Deplatforming someone over this isn't "bravely standing up to intolerance". Deplatforming the author is just simple anti-intellectual intolerance of the diversity of ideas that (used to) make the academy so great.

[1] https://arcdigital.media/self-censorship-in-the-academy-5241...


To be honest, I've always felt like this was an unproved assertion. Popper made it sound very good, but what attempts to show that it's actually true have been made?


I generally agree with you here, but all opponents of cancel culture are not on the right. E.g. me. I can count on one hand the number of republicans I've voted for -- none of which were at the federal level.

It's wrong when people on the right do it, as well as now when those on the left do it.


I don't think those are the same people. For example, one of the most vocal people I know who is speaking out against the culture of censorship is a school librarian. During the early '00s, she organized and promoted Banned Book Week events every year, against the wishes of the rather conservative community, because she thought it was important to have the freedom to read and form your own opinions.

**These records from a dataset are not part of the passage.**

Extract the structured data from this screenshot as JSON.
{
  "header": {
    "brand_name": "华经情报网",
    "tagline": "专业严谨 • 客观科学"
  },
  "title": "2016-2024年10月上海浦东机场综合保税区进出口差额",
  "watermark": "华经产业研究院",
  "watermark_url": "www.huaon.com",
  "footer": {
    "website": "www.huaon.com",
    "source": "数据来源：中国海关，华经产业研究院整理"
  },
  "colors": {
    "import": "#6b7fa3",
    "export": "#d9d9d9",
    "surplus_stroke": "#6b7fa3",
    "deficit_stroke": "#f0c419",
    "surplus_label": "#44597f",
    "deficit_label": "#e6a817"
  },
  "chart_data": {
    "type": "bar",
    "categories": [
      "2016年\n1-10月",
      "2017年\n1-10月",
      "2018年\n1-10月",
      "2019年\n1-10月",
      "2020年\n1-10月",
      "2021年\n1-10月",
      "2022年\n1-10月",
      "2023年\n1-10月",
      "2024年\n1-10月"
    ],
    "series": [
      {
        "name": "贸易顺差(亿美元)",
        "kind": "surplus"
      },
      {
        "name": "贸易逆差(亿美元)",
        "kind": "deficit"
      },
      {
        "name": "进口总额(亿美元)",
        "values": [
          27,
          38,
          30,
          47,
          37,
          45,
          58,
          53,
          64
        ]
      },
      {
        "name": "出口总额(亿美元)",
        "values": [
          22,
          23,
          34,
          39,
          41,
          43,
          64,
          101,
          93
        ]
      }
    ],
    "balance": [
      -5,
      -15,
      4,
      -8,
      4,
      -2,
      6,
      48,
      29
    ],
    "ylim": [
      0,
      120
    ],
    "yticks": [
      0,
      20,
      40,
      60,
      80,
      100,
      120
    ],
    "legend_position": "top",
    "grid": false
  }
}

Some people just don't like censorship.


> What I find amusing is that the same center-right and right-wing mouthpieces [...] have themselves been deeply involved in attempting to 'cancel' [...] rap music and any music with "vulgar" lyrics (PARENTAL WARNING labels on CDs)

That was Tipper Gore and her cronies (from both parties). The same Tipper Gore that married Al Gore the left-wing/Democrat. I don't think this example supports your argument.

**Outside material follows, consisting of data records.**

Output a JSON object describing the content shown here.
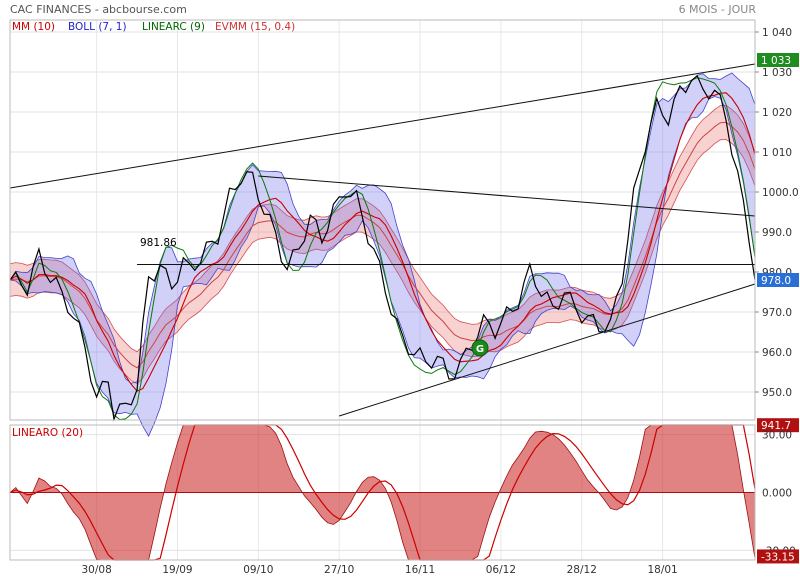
{
  "header": {
    "title": "CAC FINANCES - abcbourse.com",
    "period": "6 MOIS - JOUR"
  },
  "legend": [
    {
      "label": "MM (10)",
      "color": "#cc0000"
    },
    {
      "label": "BOLL (7, 1)",
      "color": "#2222cc"
    },
    {
      "label": "LINEARC (9)",
      "color": "#006600"
    },
    {
      "label": "EVMM (15, 0.4)",
      "color": "#cc3333"
    }
  ],
  "price_axis": {
    "ticks": [
      "1 040",
      "1 030",
      "1 020",
      "1 010",
      "1000.0",
      "990.0",
      "980.0",
      "970.0",
      "960.0",
      "950.0"
    ],
    "tick_values": [
      1040,
      1030,
      1020,
      1010,
      1000,
      990,
      980,
      970,
      960,
      950
    ],
    "badges": [
      {
        "text": "1 033",
        "value": 1033,
        "color": "#1f8c1f"
      },
      {
        "text": "978.0",
        "value": 978.0,
        "color": "#2a6fd6"
      },
      {
        "text": "941.7",
        "value": 941.7,
        "color": "#b01010"
      }
    ]
  },
  "annotations": {
    "hline_label": "981.86",
    "hline_value": 981.86,
    "marker": "G"
  },
  "osc": {
    "label": "LINEARO (20)",
    "ticks": [
      "30.00",
      "0.000",
      "-30.00"
    ],
    "tick_values": [
      30,
      0,
      -30
    ],
    "badge": {
      "text": "-33.15",
      "value": -33.15,
      "color": "#b01010"
    }
  },
  "x_axis": {
    "labels": [
      "30/08",
      "19/09",
      "09/10",
      "27/10",
      "16/11",
      "06/12",
      "28/12",
      "18/01"
    ],
    "label_index": [
      15,
      29,
      43,
      57,
      71,
      85,
      99,
      113
    ]
  },
  "chart_data": {
    "type": "line",
    "title": "CAC FINANCES - abcbourse.com",
    "n": 130,
    "close_keyframes": [
      [
        0,
        978
      ],
      [
        3,
        975
      ],
      [
        5,
        984
      ],
      [
        8,
        978
      ],
      [
        10,
        972
      ],
      [
        12,
        964
      ],
      [
        13,
        960
      ],
      [
        15,
        948
      ],
      [
        17,
        955
      ],
      [
        18,
        946
      ],
      [
        20,
        946
      ],
      [
        22,
        950
      ],
      [
        24,
        978
      ],
      [
        26,
        982
      ],
      [
        28,
        978
      ],
      [
        30,
        982
      ],
      [
        31,
        980
      ],
      [
        33,
        982
      ],
      [
        36,
        990
      ],
      [
        38,
        1000
      ],
      [
        40,
        1004
      ],
      [
        42,
        1002
      ],
      [
        44,
        995
      ],
      [
        46,
        990
      ],
      [
        48,
        982
      ],
      [
        50,
        986
      ],
      [
        52,
        992
      ],
      [
        54,
        988
      ],
      [
        56,
        996
      ],
      [
        58,
        1002
      ],
      [
        60,
        998
      ],
      [
        62,
        988
      ],
      [
        64,
        980
      ],
      [
        66,
        972
      ],
      [
        68,
        964
      ],
      [
        70,
        960
      ],
      [
        72,
        956
      ],
      [
        74,
        958
      ],
      [
        76,
        955
      ],
      [
        78,
        958
      ],
      [
        80,
        962
      ],
      [
        82,
        966
      ],
      [
        84,
        965
      ],
      [
        86,
        970
      ],
      [
        88,
        974
      ],
      [
        90,
        980
      ],
      [
        92,
        974
      ],
      [
        94,
        970
      ],
      [
        96,
        976
      ],
      [
        98,
        972
      ],
      [
        100,
        968
      ],
      [
        102,
        965
      ],
      [
        104,
        966
      ],
      [
        106,
        980
      ],
      [
        108,
        1000
      ],
      [
        110,
        1012
      ],
      [
        112,
        1020
      ],
      [
        114,
        1018
      ],
      [
        116,
        1026
      ],
      [
        118,
        1030
      ],
      [
        120,
        1025
      ],
      [
        122,
        1024
      ],
      [
        124,
        1018
      ],
      [
        126,
        1005
      ],
      [
        128,
        990
      ],
      [
        129,
        978
      ]
    ],
    "series": [
      {
        "name": "MM (10)",
        "color": "#cc0000"
      },
      {
        "name": "BOLL (7, 1)",
        "color": "#2222cc"
      },
      {
        "name": "LINEARC (9)",
        "color": "#006600"
      },
      {
        "name": "EVMM (15, 0.4)",
        "color": "#cc3333"
      },
      {
        "name": "LINEARO (20)",
        "color": "#cc0000"
      }
    ],
    "ylim": [
      943,
      1043
    ],
    "osc_ylim": [
      -35,
      35
    ]
  }
}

Al Gore also participated in that shit-show of attempted censorship.

[0] https://en.wikipedia.org/wiki/Tipper_Gore [1] https://en.wikipedia.org/wiki/Parents_Music_Resource_Center


"The right wing censored us during the 20th century, now it's our turn"


Many actual liberals who admire the open and uncensored leftism of 1970 think that both the right wing censorship and the now prevalent not-woke-enough censorship are repulsive.

Except that one of these can only be criticized anonymously.


I think you're deliberately grouping everyone critical of the utter insanity of the modern day "right wing" that way you can attack someone who isn't who you're arguing against without having to discuss their point. It's like people who immediately assume a pro lifer believes in god. They're not necessarily the same people. Tipper Gore isn't Sam Harris.

Judging by the list you wrote, you seem to be very much opposed to moral panics and moralistic censorship. I find it surprising that you're not concurring with the people you're responding to on this. I would've taken you for a liberal person.


What's even more amusing is that the right views the left as hypocrites too, because they were previously against it. Seems like everyone is a hypocrite.

I was convinced that it's a good thing that the right is most impacted by the censorship, as the right was more supportive of capitalism and it caused them to notice some of its problems, while the left is already against it. Needless to say, it didn't turned out exactly how I expected and apparently we're bound to repeat this vicious cycle forever, only normalizing the worst possible tactics along the way.


This is not how I read this. He is reacting to the phenomenon (he is calling 'blacklisting') of an editorial staff contradicting their own decisions under threat of power by unknown third parties motivated by ideological disagreement. If he had been offered a 'free publishing platform', there would be nothing for him to discuss.


I guess, but that's a weird point to make in the context of (self-)censorship in the academic world. Just saying.


If his goal is to change the publisher's mind, calling them "craven" is a terrible rhetorical tactic.


Well, while I happen to have a sympathetic view of the author's plight, the goal ( and the tactic ) is not to change anyone's mind. Quite the contrary, the goal is re-entrench and have people rage against cancel culture. And it works. Facebook may have perfected it, but it does not mean a more elaborate click-baiting mechanisms were not adopted by humans. In fact, clearly, they were. Rage, sorry, engagement, sells.


Indeed, and similarly we are permitted to discuss publishing platforms' editorial decisions and merits thereof.